There’s more in the essay, but this is the part I find most interesting:
Thinking meta-scientifically, social scientists must follow the lead of computer scientists in “establishing baselines and ongoing measurements.” The rapid progress in the development of AI tools like LLMs was only made possible by the field’s adoption of “frictionless reproducibility,” in the term of Donoho (2023): “The emergence of frictionless reproducibility flows from 3 data science principles that matured together after decades of work by many technologists and numerous research communities. The mature principles involve data sharing, code sharing, and competitive challenges, however implemented in the particularly strong form of frictionless open services.”
Political scientists have embraced the first two tenets; we would do well to consider the public competitive challenges (the “benchmarks”) whenever appropriate.

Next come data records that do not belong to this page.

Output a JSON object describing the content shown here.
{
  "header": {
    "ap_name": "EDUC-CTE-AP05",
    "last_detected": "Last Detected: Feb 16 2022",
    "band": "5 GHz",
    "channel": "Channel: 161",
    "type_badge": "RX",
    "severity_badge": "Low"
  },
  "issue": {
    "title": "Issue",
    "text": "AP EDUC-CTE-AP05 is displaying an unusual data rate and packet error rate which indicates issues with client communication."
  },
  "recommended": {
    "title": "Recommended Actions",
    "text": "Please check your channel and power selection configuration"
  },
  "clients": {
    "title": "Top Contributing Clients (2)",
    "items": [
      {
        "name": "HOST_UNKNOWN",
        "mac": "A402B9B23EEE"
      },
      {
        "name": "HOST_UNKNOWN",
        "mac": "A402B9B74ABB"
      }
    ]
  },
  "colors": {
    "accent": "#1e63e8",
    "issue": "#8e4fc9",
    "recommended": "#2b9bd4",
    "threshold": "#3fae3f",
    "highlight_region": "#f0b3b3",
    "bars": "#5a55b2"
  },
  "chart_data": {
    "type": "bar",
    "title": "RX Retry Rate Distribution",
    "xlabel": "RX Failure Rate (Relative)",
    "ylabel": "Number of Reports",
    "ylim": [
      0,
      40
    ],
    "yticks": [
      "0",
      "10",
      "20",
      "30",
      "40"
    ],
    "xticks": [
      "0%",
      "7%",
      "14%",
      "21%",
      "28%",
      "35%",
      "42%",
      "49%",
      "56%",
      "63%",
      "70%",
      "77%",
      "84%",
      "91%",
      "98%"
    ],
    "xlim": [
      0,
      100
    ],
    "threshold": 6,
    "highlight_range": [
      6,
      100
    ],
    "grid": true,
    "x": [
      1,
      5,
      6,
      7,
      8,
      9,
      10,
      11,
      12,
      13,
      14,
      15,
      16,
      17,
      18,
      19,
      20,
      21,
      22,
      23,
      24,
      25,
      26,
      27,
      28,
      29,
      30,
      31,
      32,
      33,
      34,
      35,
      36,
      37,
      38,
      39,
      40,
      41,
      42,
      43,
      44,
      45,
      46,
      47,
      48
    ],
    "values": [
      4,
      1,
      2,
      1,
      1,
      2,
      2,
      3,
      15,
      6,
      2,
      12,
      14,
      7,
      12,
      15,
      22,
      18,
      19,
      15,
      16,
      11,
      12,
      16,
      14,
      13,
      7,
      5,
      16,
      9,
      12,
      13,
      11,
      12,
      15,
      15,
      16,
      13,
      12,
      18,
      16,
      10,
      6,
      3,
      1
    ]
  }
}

But institutional reform is both the most important and most challenging step. In the age of LLMs, the validity of attention checks and specific online survey providers are methodological inputs that must be understood to drift, across time, at a faster rate than we can publish papers. Bare-bones open-source accounts of relevant subject attention and survey provider diagnostics give us a better chance at keeping up.
Well, I confess that I find it funny when LLMs say ridiculous things.



Yes, yes. Very responsible, this actual social science stuff you do. Now get back to work writing those McLuhanesque pronouncements that will lead you to fame and fortune, while making the genealogy of cybernetics the new hotness for social theory.